Dogecoin (DOGE) faced a strong selling pressure two days ago on October 9. As a result, there were changes in prices and signs reminiscent of June for investors. This situation also reflected the power loss experienced by the bulls and was not considered a positive sign for investors looking to make long-term investments in Dogecoin.
Due to the volatile market conditions and the war-like atmosphere, a strong bearish sentiment seems to have formed in the market. With this sentiment, a breakthrough can occur in the price support zone. As a result, investors trading on a daily basis may seek opportunities in short positions.
The area indicated by the red box points to an important point. This red box indicates the boundaries of the 4-hour bullish order block located in the $0.06 region. The movement in price on Monday resulted in a breakthrough below this zone. As a result, potential price movements regarding the future of DOGE also emerged.

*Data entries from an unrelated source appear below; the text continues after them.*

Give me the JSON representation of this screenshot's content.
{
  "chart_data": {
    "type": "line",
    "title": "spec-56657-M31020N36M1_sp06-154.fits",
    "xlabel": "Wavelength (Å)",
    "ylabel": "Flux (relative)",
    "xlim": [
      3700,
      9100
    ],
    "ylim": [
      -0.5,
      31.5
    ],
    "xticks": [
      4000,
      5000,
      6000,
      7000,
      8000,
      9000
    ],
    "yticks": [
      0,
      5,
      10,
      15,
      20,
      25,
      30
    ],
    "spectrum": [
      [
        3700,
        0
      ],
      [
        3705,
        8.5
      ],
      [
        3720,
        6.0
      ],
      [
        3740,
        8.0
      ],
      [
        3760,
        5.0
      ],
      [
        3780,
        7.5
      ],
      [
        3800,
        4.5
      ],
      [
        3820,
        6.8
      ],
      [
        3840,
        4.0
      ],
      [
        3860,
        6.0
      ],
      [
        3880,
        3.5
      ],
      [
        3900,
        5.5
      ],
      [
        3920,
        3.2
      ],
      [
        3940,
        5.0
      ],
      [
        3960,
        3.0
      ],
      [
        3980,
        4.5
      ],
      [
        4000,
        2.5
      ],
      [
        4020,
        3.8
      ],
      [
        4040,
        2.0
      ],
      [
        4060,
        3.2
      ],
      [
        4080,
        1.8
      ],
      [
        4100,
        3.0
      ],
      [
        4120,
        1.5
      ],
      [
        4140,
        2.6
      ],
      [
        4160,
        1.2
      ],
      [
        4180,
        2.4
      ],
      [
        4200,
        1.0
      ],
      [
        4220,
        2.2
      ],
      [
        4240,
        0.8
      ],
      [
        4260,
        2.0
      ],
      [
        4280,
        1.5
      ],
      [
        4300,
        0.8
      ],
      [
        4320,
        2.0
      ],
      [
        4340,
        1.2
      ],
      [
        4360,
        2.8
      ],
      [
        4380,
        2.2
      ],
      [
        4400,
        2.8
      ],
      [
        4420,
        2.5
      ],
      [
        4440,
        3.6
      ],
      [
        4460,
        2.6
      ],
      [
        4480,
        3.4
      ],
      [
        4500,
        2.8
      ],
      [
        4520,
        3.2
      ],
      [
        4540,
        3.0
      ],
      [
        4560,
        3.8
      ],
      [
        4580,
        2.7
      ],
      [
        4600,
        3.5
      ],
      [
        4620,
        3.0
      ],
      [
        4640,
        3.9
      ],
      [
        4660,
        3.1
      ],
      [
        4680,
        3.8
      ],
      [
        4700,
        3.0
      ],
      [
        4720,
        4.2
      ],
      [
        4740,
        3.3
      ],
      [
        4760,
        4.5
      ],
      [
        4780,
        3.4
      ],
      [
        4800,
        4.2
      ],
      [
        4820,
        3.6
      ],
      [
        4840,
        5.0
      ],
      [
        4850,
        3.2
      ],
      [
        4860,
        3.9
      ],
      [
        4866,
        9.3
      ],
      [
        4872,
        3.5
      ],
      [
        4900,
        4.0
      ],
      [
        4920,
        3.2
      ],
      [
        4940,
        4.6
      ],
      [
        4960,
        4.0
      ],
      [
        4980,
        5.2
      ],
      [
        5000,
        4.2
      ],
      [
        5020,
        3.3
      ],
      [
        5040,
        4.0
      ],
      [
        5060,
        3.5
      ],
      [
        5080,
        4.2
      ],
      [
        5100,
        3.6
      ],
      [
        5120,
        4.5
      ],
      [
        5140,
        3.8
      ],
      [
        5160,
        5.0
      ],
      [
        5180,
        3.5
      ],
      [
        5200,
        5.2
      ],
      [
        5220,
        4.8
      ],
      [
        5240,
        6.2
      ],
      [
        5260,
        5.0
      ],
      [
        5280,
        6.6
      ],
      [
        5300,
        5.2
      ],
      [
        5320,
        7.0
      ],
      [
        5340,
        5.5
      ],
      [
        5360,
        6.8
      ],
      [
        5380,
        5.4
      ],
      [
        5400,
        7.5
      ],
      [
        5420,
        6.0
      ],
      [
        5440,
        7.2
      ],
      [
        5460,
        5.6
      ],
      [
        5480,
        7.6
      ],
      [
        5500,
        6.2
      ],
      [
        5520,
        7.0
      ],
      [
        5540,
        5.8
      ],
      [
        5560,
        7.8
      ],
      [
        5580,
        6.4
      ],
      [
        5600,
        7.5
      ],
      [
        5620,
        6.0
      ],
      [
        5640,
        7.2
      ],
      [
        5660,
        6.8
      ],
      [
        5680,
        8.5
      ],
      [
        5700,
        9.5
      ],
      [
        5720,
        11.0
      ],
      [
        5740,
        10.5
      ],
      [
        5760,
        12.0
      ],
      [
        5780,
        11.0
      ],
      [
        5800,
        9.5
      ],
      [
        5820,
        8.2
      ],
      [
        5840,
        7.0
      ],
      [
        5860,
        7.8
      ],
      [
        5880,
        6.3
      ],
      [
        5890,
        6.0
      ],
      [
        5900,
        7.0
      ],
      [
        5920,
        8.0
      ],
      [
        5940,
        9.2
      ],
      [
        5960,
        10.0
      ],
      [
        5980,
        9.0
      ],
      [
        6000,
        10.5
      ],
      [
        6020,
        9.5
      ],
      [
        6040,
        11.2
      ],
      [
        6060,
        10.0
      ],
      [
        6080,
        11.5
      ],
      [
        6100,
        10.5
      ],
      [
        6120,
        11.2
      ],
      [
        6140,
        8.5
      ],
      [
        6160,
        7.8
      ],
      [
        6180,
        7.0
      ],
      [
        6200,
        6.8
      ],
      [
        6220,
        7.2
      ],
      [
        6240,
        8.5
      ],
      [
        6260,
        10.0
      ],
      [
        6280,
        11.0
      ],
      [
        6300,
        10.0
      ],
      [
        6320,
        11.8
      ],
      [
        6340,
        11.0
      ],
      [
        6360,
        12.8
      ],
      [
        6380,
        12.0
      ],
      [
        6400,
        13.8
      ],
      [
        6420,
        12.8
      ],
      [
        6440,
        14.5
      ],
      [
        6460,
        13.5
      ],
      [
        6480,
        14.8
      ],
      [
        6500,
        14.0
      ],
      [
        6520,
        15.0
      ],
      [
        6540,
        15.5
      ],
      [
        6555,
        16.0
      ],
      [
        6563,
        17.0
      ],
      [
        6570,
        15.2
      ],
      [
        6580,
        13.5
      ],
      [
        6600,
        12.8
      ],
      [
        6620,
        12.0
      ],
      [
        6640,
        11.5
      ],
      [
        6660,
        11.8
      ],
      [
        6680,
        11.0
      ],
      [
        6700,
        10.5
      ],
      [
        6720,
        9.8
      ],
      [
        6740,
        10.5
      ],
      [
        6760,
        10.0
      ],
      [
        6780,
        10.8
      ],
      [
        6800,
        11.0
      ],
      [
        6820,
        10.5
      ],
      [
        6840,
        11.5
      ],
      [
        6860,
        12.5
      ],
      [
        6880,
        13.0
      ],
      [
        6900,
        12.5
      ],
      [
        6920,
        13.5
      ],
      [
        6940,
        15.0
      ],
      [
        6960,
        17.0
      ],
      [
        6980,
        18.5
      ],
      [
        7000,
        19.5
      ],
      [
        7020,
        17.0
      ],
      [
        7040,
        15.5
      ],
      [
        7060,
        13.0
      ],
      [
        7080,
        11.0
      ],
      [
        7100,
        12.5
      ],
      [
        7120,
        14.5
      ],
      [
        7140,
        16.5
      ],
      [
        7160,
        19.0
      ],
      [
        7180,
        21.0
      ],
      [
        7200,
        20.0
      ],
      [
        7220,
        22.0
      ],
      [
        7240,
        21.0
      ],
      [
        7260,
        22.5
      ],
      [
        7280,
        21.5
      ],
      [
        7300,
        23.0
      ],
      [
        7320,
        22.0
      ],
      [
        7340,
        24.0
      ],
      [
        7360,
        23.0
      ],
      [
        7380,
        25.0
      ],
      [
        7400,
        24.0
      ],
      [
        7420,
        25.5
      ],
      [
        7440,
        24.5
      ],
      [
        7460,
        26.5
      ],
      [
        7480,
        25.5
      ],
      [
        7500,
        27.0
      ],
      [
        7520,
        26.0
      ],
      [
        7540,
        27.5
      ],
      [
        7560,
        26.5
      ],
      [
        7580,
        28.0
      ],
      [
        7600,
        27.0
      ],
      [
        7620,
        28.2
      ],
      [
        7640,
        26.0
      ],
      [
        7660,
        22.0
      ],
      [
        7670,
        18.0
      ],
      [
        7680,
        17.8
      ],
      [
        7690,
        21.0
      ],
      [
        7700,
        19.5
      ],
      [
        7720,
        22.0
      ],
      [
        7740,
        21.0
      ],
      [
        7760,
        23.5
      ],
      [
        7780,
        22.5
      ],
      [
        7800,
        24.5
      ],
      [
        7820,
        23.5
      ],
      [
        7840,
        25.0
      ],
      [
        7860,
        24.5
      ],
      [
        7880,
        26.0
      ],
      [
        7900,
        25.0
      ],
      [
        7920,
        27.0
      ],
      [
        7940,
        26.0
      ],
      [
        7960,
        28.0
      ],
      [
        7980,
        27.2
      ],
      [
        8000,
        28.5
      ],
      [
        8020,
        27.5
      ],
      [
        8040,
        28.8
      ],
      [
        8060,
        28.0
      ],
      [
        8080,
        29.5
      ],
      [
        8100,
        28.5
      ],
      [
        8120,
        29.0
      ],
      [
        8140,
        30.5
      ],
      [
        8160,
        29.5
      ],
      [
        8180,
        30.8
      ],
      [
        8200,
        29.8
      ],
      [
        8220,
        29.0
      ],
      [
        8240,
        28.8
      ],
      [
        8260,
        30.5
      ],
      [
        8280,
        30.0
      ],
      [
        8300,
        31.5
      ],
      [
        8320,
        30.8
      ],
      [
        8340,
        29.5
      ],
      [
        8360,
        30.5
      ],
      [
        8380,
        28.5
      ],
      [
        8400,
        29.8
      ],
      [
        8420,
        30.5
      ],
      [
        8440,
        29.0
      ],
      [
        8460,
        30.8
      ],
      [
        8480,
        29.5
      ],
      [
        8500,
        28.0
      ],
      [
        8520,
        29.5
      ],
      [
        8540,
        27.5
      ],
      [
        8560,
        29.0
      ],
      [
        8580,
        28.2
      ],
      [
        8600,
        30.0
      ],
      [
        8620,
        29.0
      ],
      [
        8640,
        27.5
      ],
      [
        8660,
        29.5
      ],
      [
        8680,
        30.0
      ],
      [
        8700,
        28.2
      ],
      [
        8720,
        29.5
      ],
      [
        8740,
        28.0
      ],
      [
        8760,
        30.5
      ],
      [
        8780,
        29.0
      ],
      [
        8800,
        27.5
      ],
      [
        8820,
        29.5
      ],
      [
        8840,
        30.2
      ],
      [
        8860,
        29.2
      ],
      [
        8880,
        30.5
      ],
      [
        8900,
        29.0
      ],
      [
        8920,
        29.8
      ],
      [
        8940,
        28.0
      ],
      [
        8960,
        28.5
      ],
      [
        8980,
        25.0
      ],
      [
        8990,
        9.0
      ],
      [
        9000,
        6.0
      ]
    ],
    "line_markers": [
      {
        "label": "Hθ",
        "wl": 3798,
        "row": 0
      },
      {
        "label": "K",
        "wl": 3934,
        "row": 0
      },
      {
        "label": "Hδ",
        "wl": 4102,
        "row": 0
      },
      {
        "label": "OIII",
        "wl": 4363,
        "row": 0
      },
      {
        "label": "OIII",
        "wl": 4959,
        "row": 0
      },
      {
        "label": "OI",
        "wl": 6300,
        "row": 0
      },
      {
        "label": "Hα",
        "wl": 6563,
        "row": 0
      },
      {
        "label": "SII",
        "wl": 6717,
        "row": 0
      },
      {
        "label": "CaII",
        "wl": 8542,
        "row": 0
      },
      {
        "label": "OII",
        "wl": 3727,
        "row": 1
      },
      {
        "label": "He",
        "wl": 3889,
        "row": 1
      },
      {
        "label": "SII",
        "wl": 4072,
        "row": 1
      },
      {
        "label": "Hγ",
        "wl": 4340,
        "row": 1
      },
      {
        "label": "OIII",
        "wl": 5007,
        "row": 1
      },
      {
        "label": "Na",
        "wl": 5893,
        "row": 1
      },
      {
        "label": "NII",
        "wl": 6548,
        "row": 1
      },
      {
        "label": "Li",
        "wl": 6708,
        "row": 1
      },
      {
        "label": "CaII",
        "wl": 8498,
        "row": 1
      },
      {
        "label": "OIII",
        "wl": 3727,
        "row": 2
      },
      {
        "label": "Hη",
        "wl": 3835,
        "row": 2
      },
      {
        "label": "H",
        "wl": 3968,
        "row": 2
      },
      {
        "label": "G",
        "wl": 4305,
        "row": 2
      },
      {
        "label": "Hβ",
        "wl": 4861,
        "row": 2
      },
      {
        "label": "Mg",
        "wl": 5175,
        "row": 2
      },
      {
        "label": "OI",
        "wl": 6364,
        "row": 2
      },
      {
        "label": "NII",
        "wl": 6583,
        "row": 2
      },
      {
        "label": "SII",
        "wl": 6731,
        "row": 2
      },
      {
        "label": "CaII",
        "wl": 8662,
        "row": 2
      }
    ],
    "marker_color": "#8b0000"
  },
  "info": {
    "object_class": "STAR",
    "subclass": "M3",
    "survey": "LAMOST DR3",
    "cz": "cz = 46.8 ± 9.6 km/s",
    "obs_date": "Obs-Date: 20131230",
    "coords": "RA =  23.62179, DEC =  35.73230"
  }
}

The price rally at the end of September brought a series of Fibonacci retracement levels (pale yellow). This price movement brought along a process in which the price continued from $0.0593 to $0.0642 before the start of the retracement movement.
As a result, traders can consider short positions after a possible rejection and retest from the resistance zone ahead of the decline. The Relative Strength Index (RSI), closely monitored by investors, also reflected a clear downward momentum. In addition, On-Balance Volume (OBV) was also in a downward trend in October.
Cumulative Volume Delta (CVD) remained in a sideways trend between October 5 and October 9 when price movements occurred. It started to decline after October 9, Monday. This price decline also showed parallelism with Bitcoin‘s (BTC) movement. During the same period, the price of Bitcoin dropped to $27,400.
The Open Interest (OI) chart also showed a downward trend. Decreases in open interest generally indicate potential declines in futures. Therefore, larger losses in Dogecoin may be seen in the market in the coming days.